Sındır told DW Turkish that 80 percent of reinstatement lawsuits in 2020 were filed by employees who had been dismissed from their jobs due to Code-29. “This is very troubling; the employers can fire whomever they want [amid the pandemic]. The cases regarding these wrongful dismissals should result in the workers’ reinstatement, but there’s no official data on that yet.”

Academic Özgür Müftüoğlu also spoke to DW, arguing that the restriction imposed on employers during the coronavirus pandemic had led to them to fire their employees via Code-29.

“This implementation is highly immoral and cruel because it allows one to accuse the worker of dishonorable behavior without objective reasoning. It condemns employees to starvation because a worker stigmatized as immoral can hardly find a job anywhere else,” Müftüoğlu said.

When a worker is fired under Code-29, he or she cannot receive severance pay or unemployment benefits.

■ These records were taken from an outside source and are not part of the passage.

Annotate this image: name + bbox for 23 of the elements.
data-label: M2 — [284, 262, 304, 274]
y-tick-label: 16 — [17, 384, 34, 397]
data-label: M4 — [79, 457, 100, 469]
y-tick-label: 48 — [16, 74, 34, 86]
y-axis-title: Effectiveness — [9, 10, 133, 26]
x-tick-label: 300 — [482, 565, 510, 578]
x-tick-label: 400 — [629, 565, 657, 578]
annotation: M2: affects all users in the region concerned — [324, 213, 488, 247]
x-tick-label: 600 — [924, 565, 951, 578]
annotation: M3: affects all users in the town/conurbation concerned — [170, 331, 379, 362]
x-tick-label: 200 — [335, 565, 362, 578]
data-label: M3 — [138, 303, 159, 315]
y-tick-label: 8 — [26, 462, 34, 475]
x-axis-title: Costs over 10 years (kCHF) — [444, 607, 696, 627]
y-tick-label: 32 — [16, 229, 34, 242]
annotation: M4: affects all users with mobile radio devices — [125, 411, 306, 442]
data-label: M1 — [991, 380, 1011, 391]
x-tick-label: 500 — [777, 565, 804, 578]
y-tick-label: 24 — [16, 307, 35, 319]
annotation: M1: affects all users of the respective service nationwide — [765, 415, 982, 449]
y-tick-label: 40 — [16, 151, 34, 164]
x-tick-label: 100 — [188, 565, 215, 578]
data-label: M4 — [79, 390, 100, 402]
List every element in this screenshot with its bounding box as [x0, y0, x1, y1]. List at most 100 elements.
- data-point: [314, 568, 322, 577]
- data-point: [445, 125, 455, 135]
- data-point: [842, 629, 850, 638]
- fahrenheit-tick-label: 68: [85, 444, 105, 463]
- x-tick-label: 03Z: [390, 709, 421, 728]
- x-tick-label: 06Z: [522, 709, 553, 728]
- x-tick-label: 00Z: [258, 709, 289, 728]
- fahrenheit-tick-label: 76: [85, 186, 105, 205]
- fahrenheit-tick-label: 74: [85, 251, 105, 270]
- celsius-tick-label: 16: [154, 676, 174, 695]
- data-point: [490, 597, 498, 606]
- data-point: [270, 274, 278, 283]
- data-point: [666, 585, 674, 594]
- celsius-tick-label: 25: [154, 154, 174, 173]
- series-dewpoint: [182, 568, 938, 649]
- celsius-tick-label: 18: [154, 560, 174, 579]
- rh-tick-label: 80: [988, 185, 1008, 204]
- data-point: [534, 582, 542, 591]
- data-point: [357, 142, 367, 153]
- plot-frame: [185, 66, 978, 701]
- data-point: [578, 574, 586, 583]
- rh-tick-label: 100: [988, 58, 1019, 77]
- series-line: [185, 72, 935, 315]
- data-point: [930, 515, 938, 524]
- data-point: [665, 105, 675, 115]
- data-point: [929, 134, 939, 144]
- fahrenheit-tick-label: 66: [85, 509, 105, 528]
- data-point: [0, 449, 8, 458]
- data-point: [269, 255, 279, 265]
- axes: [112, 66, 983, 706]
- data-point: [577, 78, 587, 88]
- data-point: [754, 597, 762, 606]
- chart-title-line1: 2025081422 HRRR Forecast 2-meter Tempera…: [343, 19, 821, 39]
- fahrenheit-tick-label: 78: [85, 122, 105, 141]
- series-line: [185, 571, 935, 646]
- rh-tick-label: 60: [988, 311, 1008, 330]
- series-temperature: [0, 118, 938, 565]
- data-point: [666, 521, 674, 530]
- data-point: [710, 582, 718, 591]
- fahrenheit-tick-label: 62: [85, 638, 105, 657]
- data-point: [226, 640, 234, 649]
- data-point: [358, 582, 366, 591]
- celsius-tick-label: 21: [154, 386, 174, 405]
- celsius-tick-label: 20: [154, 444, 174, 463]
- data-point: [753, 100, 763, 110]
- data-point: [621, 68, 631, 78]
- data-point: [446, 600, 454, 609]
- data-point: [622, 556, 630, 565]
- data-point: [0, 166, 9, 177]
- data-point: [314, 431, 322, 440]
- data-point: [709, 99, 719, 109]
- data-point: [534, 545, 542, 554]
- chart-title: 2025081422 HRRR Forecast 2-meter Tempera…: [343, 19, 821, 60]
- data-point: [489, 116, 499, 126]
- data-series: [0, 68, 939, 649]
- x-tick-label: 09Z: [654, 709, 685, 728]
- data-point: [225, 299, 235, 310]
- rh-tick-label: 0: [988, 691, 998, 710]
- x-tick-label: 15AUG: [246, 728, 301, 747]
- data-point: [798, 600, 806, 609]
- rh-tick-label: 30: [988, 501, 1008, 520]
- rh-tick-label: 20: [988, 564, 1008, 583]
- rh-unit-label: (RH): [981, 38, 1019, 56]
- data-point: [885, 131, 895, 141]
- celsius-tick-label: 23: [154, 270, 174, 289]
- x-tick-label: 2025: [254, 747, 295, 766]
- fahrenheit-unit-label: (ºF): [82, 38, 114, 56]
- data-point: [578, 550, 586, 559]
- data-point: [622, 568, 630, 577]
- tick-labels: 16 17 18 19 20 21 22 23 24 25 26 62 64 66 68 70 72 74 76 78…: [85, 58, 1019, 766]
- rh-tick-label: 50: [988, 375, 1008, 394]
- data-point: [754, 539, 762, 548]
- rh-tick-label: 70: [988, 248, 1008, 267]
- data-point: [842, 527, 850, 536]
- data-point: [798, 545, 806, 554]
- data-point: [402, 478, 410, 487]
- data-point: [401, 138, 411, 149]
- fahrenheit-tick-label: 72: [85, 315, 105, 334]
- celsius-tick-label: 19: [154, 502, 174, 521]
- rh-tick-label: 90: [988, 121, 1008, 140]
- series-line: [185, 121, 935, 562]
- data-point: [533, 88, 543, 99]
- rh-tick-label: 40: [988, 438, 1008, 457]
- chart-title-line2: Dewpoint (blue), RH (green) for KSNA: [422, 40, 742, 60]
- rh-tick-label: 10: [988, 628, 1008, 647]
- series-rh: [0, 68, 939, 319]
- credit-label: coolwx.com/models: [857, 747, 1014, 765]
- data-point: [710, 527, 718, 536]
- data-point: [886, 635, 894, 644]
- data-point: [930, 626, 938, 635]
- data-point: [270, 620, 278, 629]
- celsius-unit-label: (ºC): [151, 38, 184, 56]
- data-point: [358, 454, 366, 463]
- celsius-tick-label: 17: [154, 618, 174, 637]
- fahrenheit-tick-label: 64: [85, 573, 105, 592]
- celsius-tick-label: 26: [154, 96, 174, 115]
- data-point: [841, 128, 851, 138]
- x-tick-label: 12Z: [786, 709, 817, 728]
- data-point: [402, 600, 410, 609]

The academic further stated that dismissals under Code-29 would lead to an increase in worker deaths because “the employers are now able to have their employees work in any poor condition they please since the threat of being fired is hanging over them like the Sword of Damocles.”

A report by the opposition SOL (Left) Party released in March showed that 728,000 people have become unemployed in Turkey in the last year.

The unemployment rate of the country released by the Turkish Statistical Institute (TurkStat), which included a seasonally adjusted measure of labor underutilization, has risen four straight months to 29.1 percent in January, near a peak in May of last year during the height of Turkey’s COVID-19 lockdown.